It must be exhausting for Barrack Obama. I sometimes feel worn down just reading about all the events going on in the world – I can’t even imagine how tiresome it must be, trying to avoid leadership on all those issues. Lucky for our Vacationer in Chief, he’s found a way… Apparently a healthy mix of golf and swimming is exactly what is needed to distract yourself from the chaos in the Middle East. And, to be fair, this genocidal chaos in Iraq is not completely the fault of a Nobel Laureate who plays the American President on TV.
The terrorist group ISIL doesn’t exist merely because a “lead from behind” US President has traded political expediency for international stability. They can also thank the appeasement mentality of Neville-Chamberlin-invertebrates throughout the world for their recent blitzkrieg of success. In fact, it is the West’s pervasive dedication to avoiding conviction that seems to embolden the murderously convicted terrorists in the Middle East.
The UN is stepping up their actions to stem the budding holocaust in Iraq: they’re writing a nasty-gram. (I hope they type the really harsh portions in all caps.) Seriously. The “greatest world power” in human history has become so weighted down with cowardice, ambivalence, and bureaucracy that – in the face of outright slaughter – the most they can muster is a few eloquent phrases and a sanction or two.
The unofficial spin doctors for Team Obama (AKA: MSNBC) have also joined the blissful bandwagon of intellectual bankruptcy. Michael Eric Dyson referred to ISIL as “so-called” terrorists… Right. The guys that thought Al Qaeda was a little too “warm and fuzzy” are only alleged terrorists.
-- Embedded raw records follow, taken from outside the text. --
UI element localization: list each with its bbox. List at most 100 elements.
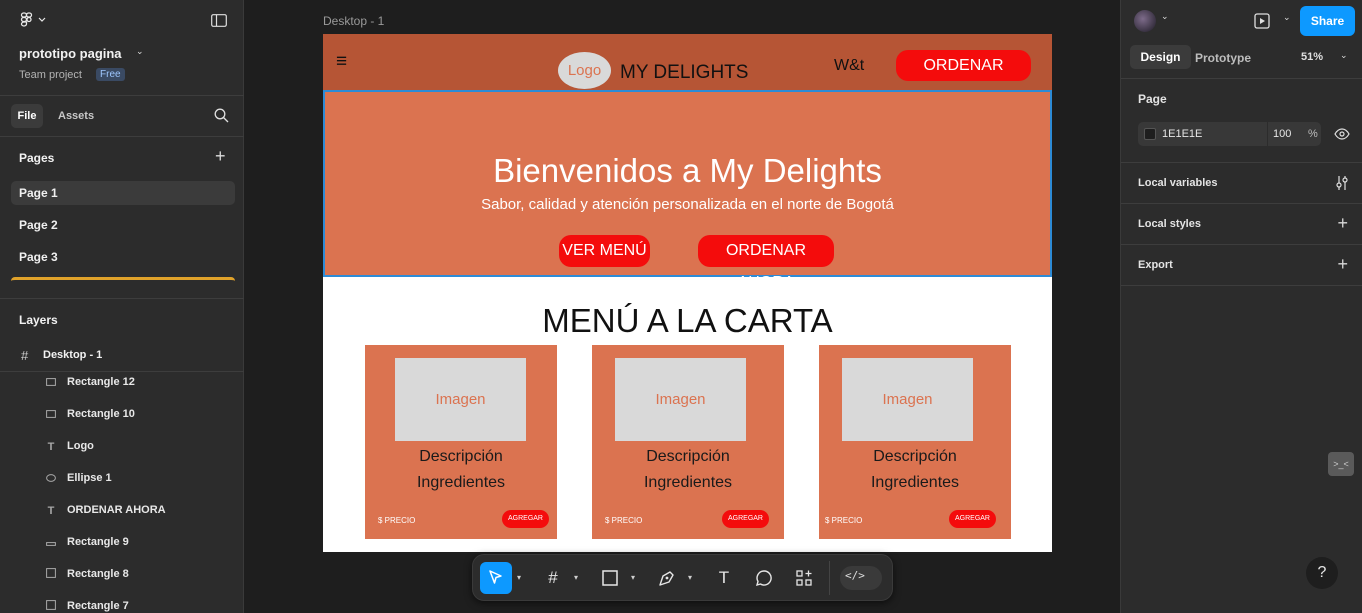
chevron-down-icon[interactable]: ⌄ [1340,50,1348,61]
team-label[interactable]: Team project [19,69,82,81]
card-description: Descripción [646,448,730,465]
layer-frame-desktop[interactable]: Desktop - 1 [43,349,102,361]
layer-row[interactable]: Rectangle 12 [0,371,244,395]
pen-tool-icon[interactable] [651,562,683,594]
page-color-value[interactable]: 1E1E1E [1162,128,1202,140]
card-description: Descripción [873,448,957,465]
menu-card[interactable]: Imagen Descripción Ingredientes $ PRECIO… [592,345,784,539]
card-image: Imagen [615,358,746,441]
add-style-icon[interactable]: + [1337,214,1348,232]
page-opacity-value[interactable]: 100 [1273,128,1291,140]
add-page-icon[interactable]: + [215,147,226,165]
tab-design[interactable]: Design [1130,45,1191,69]
text-icon: T [47,505,55,517]
layer-row[interactable]: Rectangle 7 [0,595,244,613]
project-name[interactable]: prototipo pagina [19,46,122,61]
brand-name[interactable]: MY DELIGHTS [620,62,748,84]
hamburger-icon[interactable]: ≡ [336,52,347,71]
layer-name: Ellipse 1 [67,472,112,484]
chevron-down-icon[interactable]: ⌄ [1161,11,1169,22]
color-swatch[interactable] [1144,128,1156,140]
tab-prototype[interactable]: Prototype [1195,51,1251,65]
page-item-3[interactable]: Page 3 [11,245,235,269]
layer-row[interactable]: Rectangle 8 [0,563,244,587]
text-tool-icon[interactable]: T [708,562,740,594]
layer-row[interactable]: T ORDENAR AHORA [0,499,244,523]
local-styles[interactable]: Local styles [1138,218,1201,230]
zoom-level[interactable]: 51% [1301,51,1323,63]
local-variables[interactable]: Local variables [1138,177,1218,189]
chevron-down-icon[interactable]: ⌄ [136,46,144,57]
chevron-down-icon[interactable]: ▾ [688,573,692,582]
present-icon[interactable] [1254,13,1270,34]
layer-name: ORDENAR AHORA [67,504,166,516]
divider [0,95,244,96]
text-icon: T [47,441,55,453]
actions-tool-icon[interactable] [788,562,820,594]
see-menu-button[interactable]: VER MENÚ [559,235,650,267]
layer-name: Rectangle 12 [67,376,135,388]
add-button[interactable]: AGREGAR [722,510,769,528]
hero-title[interactable]: Bienvenidos a My Delights [325,152,1050,190]
help-button[interactable]: ? [1306,557,1338,589]
move-tool-icon[interactable] [480,562,512,594]
sidebar-toggle-icon[interactable] [211,14,227,32]
chevron-down-icon[interactable]: ⌄ [1283,12,1291,23]
chevron-down-icon[interactable]: ▾ [517,573,521,582]
page-heading: Page [1138,92,1167,106]
toolbar-divider [829,561,830,595]
layer-name: Rectangle 7 [67,600,129,612]
layer-row[interactable]: Rectangle 9 [0,531,244,555]
chevron-down-icon[interactable]: ▾ [631,573,635,582]
logo[interactable]: Logo [558,52,611,89]
hero-subtitle[interactable]: Sabor, calidad y atención personalizada … [325,196,1050,213]
menu-heading[interactable]: MENÚ A LA CARTA [323,302,1052,340]
share-button[interactable]: Share [1300,6,1355,36]
code-icon: </> [845,569,865,582]
nav-bar[interactable]: ≡ Logo MY DELIGHTS W&t ORDENAR AHORA [323,34,1052,105]
menu-card[interactable]: Imagen Descripción Ingredientes $ PRECIO… [365,345,557,539]
add-export-icon[interactable]: + [1337,255,1348,273]
rectangle-icon [44,536,58,550]
right-panel: ⌄ ⌄ Share Design Prototype 51% ⌄ Page 1E… [1120,0,1362,613]
avatar[interactable] [1134,10,1156,32]
layer-row[interactable]: Rectangle 10 [0,403,244,427]
add-button[interactable]: AGREGAR [949,510,996,528]
eye-icon[interactable] [1334,127,1350,145]
layer-row[interactable]: Ellipse 1 [0,467,244,491]
plugin-widget-icon[interactable]: >_< [1328,452,1354,476]
divider [1121,285,1362,286]
layer-row[interactable]: T Logo [0,435,244,459]
rectangle-icon [44,568,58,582]
frame-icon: # [21,348,29,363]
dev-mode-toggle[interactable]: </> [840,566,882,590]
comment-tool-icon[interactable] [748,562,780,594]
bottom-toolbar: ▾ # ▾ ▾ ▾ T </> [472,554,893,601]
chevron-down-icon[interactable]: ▾ [574,573,578,582]
plan-badge[interactable]: Free [96,68,125,81]
rectangle-icon [44,408,58,422]
page-color-field[interactable]: 1E1E1E 100 % [1138,122,1321,146]
layer-name: Rectangle 9 [67,536,129,548]
order-now-button[interactable]: ORDENAR AHORA [896,50,1031,105]
hero-section[interactable]: Bienvenidos a My Delights Sabor, calidad… [323,90,1052,291]
tab-assets[interactable]: Assets [58,110,94,122]
figma-menu-icon[interactable] [20,12,48,32]
export-heading[interactable]: Export [1138,259,1173,271]
page-item-2[interactable]: Page 2 [11,213,235,237]
nav-link[interactable]: W&t [834,57,864,75]
rectangle-tool-icon[interactable] [594,562,626,594]
add-button[interactable]: AGREGAR [502,510,549,528]
frame-label[interactable]: Desktop - 1 [323,14,384,28]
menu-card[interactable]: Imagen Descripción Ingredientes $ PRECIO… [819,345,1011,539]
hero-order-button[interactable]: ORDENAR AHORA [698,235,834,291]
frame-tool-icon[interactable]: # [537,562,569,594]
ellipse-icon [44,472,58,486]
variables-icon[interactable] [1335,175,1349,196]
search-icon[interactable] [214,108,229,128]
page-item-1[interactable]: Page 1 [11,181,235,205]
divider [0,136,244,137]
page-item-partial[interactable] [11,277,235,297]
tab-file[interactable]: File [11,104,43,128]
desktop-frame[interactable]: ≡ Logo MY DELIGHTS W&t ORDENAR AHORA Bie… [323,34,1052,552]
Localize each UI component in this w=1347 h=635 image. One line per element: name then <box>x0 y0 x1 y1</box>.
The fact that they behead, torture, crucify, rape, enslave, amputate, stone, and murder men, women, and children (in an effort to instill fear among their enemies) doesn’t actually mean anything, right?
Of course, if you’re looking for truly unhinged abandonment of reality, just glance to your left. The anti-war group, Code Pink, was spotted protesting America’s (limited) involvement in defending innocent Kurdish civilians. Yeah… The Code Pink hacks are so opposed to violence, war, and death that they are upset with Obama for dropping some bombs on Islamic fighters who are dedicated to genocide and slaughter. It makes perfect sense, right?
Of course, our Avoider in Chief isn’t exactly helping things. If his obsessive focus on golfing gives you the feeling that he’s not engaged, it’s probably a safe assumption that our enemies get the same general impression. The disinterested President of
Martha’s Vineyard America was so ambivalent toward the killing, ethnic cleansing, and chaos in the Middle East that he initially couldn’t even be bothered with pledging armed support for pro-American Kurdish forces.
I mean, heck, do we have an aversion to easy decisions? Conservatives rightly lampooned the President when he insinuated that killing Osama Bin Laden was a “tough” decision; but the decision to give aid to the surrounded Kurdish civilians should have been a no-brainer. Why wouldn’t we do everything we can to help a bunch of pro-American, oil-rich, democratic Iraqis? You would think that a Nobel Peace Prize winner would be mildly more interested in stemming the wanton barbarism of ISIL, especially when it threatens loyal champions of democracy and freedom.
But… If it’s an apparently easy decision, it pretty much goes without saying that our current administration will mess it up. Heck, even when the right call is made, their execution manages to reach depths of incompetence generally reserved for preschool baseball games. After the administration finally stumbled into helping the Kurds, airdrops of food, water, and other provisions were ordered to the area. They have, however, had little effect thus far because “it was dropped from 15,000ft without parachutes and exploded on impact.”
Really? No parachutes? Well, no wonder our illustrious “leader” underestimated the ISIL threat in Iraq. With this group of military geniuses (who apparently were never taught the basics of Newton’s law of universal gravitation), I’m halfway surprised things aren’t worse. Was Joe Biden in charge of these airdrops?
Terrorists are doing their best to perpetrate a holocaust in the Middle East; MSNBC hacks (and intellectually bankrupt Code Pink agitators) are running cover for the incompetent, and disinterested, Golfer in Chief; the UN is drafting another ignorable resolution; and American liberals are busy trying to spread the blame around (they are redistributionists)… Roosevelt once explained that we should “speak softly, and carry a big stick.” Unfortunately, most of the Western World has adopted only the first half of this proverb. So, really, is it any surprise that a bunch of radical butchers think they can get away with a little world domination?
Also, someone should probably explain to Obama that golf clubs don’t count as sticks.